Aiuto ai poveri?
Economia forte

In Italia vi sono 5 milioni di poveri. Sono la platea alla quale guardano i Cinque Stelle con il reddito di cittadinanza. Si capisce la preoccupazione per un Paese con una disoccupazione all’11%. Lombardia, Veneto Trentino Alto Adige e Emilia Romagna hanno indici di senza lavoro inferiori alle media europea, il resto è Garlic Belt. La fascia dell’aglio dove il ritardo è cronico. Colpisce quindi come la Germania con un indice di disoccupazione intorno al 5%, che è come dire quasi piena occupazione, registri 13 milioni di persone sotto il cosiddetto livello di povertà.

Lo dicono i dati di «Der Paritätische Gesamtverband», nella pubblicazione annuale delle rilevazioni statistiche. La povertà è un dato relativo. Secondo gli indici Onu è povero chi dispone di meno di un dollaro al giorno e a persona. Le condizioni di sopravvivenza le fanno il territorio, l’ambiente sociale, la struttura della società e il suo livello di sviluppo. La Germania vede migliorare il Prodotto interno lordo, 3.277 miliardi di euro nel 2017 a fronte di 1.580 miliardi nel 1991. In ventisei anni più che raddoppiato. L’occupazione si mantiene sempre a livelli sostenibili ma aumenta l’indice di povertà. Quest’anno si registra il picco. Vuol dire quindi che ad una ricchezza complessiva in aumento non corrisponde un’adeguata redistribuzione.

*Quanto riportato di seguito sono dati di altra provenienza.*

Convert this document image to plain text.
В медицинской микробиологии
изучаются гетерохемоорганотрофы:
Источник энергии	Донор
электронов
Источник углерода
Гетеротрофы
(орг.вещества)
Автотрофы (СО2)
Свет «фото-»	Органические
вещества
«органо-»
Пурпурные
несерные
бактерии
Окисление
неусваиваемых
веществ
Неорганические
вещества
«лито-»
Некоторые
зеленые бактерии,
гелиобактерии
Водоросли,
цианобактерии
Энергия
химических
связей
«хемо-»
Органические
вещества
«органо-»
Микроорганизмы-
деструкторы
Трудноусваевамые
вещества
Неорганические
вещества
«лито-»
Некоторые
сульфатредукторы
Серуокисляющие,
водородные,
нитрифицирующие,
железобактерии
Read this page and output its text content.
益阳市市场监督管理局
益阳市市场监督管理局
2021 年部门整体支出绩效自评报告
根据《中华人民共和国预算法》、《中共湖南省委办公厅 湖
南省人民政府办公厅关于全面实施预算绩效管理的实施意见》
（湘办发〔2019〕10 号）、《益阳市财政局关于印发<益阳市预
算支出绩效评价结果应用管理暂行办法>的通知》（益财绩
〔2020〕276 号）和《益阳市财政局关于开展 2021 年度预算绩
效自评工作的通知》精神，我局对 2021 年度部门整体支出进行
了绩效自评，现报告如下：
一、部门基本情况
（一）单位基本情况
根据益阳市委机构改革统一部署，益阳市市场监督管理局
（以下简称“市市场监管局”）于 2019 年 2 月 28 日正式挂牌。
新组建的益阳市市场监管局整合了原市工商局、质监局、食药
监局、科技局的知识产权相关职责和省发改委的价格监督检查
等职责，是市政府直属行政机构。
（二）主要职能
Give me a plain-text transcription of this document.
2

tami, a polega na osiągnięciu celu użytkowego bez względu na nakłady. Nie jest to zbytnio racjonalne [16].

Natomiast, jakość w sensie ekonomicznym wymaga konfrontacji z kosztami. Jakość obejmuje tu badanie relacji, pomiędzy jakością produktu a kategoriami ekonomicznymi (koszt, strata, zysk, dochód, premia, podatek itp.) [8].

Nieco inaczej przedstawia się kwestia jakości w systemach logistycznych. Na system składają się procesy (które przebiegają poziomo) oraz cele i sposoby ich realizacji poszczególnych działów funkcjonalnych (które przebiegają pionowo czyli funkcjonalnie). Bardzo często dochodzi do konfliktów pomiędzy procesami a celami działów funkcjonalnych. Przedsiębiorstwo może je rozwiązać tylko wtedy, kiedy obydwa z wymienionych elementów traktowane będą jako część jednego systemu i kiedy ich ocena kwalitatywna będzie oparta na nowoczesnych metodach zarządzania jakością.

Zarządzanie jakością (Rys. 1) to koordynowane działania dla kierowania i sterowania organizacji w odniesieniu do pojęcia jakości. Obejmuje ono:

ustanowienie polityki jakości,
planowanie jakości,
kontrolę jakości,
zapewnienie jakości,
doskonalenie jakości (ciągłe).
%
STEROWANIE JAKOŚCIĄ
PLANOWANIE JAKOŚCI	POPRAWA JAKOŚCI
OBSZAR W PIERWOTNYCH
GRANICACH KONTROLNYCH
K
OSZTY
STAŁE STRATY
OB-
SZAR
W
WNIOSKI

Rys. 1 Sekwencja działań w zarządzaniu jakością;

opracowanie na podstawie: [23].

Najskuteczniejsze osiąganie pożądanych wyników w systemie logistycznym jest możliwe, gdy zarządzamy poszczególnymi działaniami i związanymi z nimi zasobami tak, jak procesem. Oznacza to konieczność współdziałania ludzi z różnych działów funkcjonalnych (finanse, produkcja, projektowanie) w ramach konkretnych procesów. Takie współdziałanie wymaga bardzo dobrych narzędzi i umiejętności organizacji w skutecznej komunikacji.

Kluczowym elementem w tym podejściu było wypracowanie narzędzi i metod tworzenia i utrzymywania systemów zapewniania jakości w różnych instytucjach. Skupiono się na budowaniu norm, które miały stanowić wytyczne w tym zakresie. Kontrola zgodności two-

I colpiti sono le famiglie con molti figli, i genitori separati o divorziati con figli a carico, i migranti ma soprattutto persone con bassi livelli di istruzione. Il 60% dei disoccupati rientra anche nel calcolo complessivo ma verrebbe da dire che questo, in termini statistici, è normale. Ciò che invece è anomalo è il fatto che molte famiglie non gliela facciano con le loro entrate. Il che vuol dire che le retribuzioni sono alte solo quando i lavori hanno un alto indice di produttività e il plus valore lo offre chi ha formazione professionale adeguata e livello di istruzione medio superiore.

Esiste quindi una fascia di «working poors» che è nuova in Europa mentre in Usa è da tempo la regola, visto che la disoccupazione è ufficialmente al 4%. Il secondo miracolo economico tedesco a partire dal 2005, primo anno del cancellierato Merkel, avviene con la decurtazione salariale per le occupazioni che non richiedono abilità specifiche e sono di servizio e/o di pura manovalanza. Per le categorie industriali ad un primo contenimento sino al 2010 sono poi seguiti adattamenti in funzione della produttività e redditività. Un Paese che sta vincendo la sfida della globalizzazione può gestire una fascia di malcontento solo se ha uno Stato sociale efficiente. Non a caso il governo della grande coalizione su spinta socialdemocratica affronta i temi del salario minimo, di un aumento dei posti negli asili e nei giardini d’ infanzia e quindi di un aiuto alle famiglie con il Kindergeld, del reddito di cittadinanza. Tutte conquiste di cui andare orgogliosi ma ottenibili solo in un’ economia in crescita, con un bilancio statale sano, e una riscossione efficiente delle imposte. Non a caso anche quest’anno il ministero delle Finanze tedesco registra un incremento delle entrate proporzionale all’aumento della ricchezza nel Paese. Per questo appaiono in Europa velleitarie le richieste italiane di un reddito di cittadinanza. Un lusso che l’ economia italiana in questo momento non può permettersi. Uno Stato sociale efficiente lo abbiamo anche in Francia ma contrariamente alla Germania le risorse scarseggiano per eccesso di spesa pubblica. E lo si è visto nella rivolta dei gilet gialli. In Italia il ceto produttivo si è emancipato da solo, abituato da sempre a non poter contare sull’aiuto dello Stato centrale. E questo spiega perché l’ imprenditoria competitiva degli italiani sia l’unica forza in grado di sottrarre il Paese alla decrescita infelice per eccesso di assistenzialismo.